From the long exact cohomology sequence associated to the lower
short exact sequence we obtain an element
$\xi = \xi_\mathcal{F} \in H^1(\mathcal{C}, \mathcal{H})$
by applying the boundary operator to
$1 \in H^0(\mathcal{C}, \underline{\mathbf{Z}})$.

\medskip\noindent
Conversely, given $\xi \in H^1(\mathcal{C}, \mathcal{H})$ we can associate to
$\xi$ a torsor as follows.
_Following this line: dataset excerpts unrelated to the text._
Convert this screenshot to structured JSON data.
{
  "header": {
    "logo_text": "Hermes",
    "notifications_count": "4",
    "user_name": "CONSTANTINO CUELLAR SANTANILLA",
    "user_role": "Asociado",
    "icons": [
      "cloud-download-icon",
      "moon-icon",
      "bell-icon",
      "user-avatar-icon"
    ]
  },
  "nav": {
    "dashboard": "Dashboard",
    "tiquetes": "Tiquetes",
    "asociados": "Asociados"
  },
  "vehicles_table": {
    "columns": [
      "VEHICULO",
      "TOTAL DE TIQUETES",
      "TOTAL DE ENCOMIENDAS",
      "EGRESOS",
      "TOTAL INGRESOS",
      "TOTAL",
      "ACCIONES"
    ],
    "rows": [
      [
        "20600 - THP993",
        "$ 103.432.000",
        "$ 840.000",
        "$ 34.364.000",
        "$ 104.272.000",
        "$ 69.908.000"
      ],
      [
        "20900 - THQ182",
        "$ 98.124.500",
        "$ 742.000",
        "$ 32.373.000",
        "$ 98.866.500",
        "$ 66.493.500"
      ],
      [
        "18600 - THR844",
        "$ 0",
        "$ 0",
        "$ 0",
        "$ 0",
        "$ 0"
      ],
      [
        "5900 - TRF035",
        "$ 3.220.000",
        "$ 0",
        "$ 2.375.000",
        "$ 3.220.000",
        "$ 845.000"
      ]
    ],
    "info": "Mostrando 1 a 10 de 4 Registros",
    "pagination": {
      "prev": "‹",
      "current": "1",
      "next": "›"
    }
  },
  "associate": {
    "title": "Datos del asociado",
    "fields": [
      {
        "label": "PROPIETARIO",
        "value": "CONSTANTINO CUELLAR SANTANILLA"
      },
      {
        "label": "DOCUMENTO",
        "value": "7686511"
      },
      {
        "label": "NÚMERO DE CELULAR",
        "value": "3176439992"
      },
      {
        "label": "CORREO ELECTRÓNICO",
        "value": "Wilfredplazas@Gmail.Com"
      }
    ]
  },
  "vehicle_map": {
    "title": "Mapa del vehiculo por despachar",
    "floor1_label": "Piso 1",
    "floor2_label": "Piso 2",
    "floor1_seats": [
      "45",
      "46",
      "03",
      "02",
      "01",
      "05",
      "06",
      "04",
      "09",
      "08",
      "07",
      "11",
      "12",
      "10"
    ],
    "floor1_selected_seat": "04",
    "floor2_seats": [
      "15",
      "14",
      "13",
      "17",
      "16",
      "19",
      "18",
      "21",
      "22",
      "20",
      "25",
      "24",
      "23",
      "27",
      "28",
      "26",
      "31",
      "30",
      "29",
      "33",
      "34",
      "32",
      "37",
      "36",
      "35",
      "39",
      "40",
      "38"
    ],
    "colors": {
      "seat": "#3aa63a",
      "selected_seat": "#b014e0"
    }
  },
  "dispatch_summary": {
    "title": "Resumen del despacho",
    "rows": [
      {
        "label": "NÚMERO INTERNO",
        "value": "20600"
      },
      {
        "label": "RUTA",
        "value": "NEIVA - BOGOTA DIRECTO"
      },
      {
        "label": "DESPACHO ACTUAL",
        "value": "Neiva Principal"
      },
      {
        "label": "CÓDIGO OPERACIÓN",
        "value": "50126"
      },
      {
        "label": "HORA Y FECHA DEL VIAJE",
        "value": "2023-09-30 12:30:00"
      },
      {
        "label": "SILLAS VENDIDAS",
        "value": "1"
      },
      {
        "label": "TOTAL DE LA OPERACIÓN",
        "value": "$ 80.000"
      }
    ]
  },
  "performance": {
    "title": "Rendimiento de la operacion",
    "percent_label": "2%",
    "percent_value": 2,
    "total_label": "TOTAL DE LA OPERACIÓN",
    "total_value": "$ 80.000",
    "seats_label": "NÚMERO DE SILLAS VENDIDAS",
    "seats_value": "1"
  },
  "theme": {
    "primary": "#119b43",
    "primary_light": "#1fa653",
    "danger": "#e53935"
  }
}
Choose an embedding $\mathcal{H} \to \mathcal{I}$
of $\mathcal{H}$ into an injective abelian sheaf $\mathcal{I}$. We set
$\mathcal{Q} = \mathcal{I}/\mathcal{H}$ so that we have a short exact
sequence
$$\xymatrix{ 0 \ar[r] & \mathcal{H} \ar[r] & \mathcal{I} \ar[r] & \mathcal{Q} \ar[r] & 0 }$$
The element $\xi$ is the image of a global section
$q \in H^0(\mathcal{C}, \mathcal{Q})$
because $H^1(\mathcal{C}, \mathcal{I}) = 0$ (see
Derived Categories, Lemma \ref{derived-lemma-higher-derived-functors}).
Let $\mathcal{F} \subset \mathcal{I}$ be the subsheaf (of sets) of sections
that map to $q$ in the sheaf $\mathcal{Q}$. It is easy to verify that
$\mathcal{F}$ is a $\mathcal{H}$-torsor.

\medskip\noindent
We omit the verification that the two constructions given
above are mutually inverse.
\end{proof}

Comment #2761 by Anonymous on August 6, 2017 a 7:26 am UTC

Typos? On this page both $\mathcal{G}$ and $G$ are repeatedly used for what (I think) should be the same object.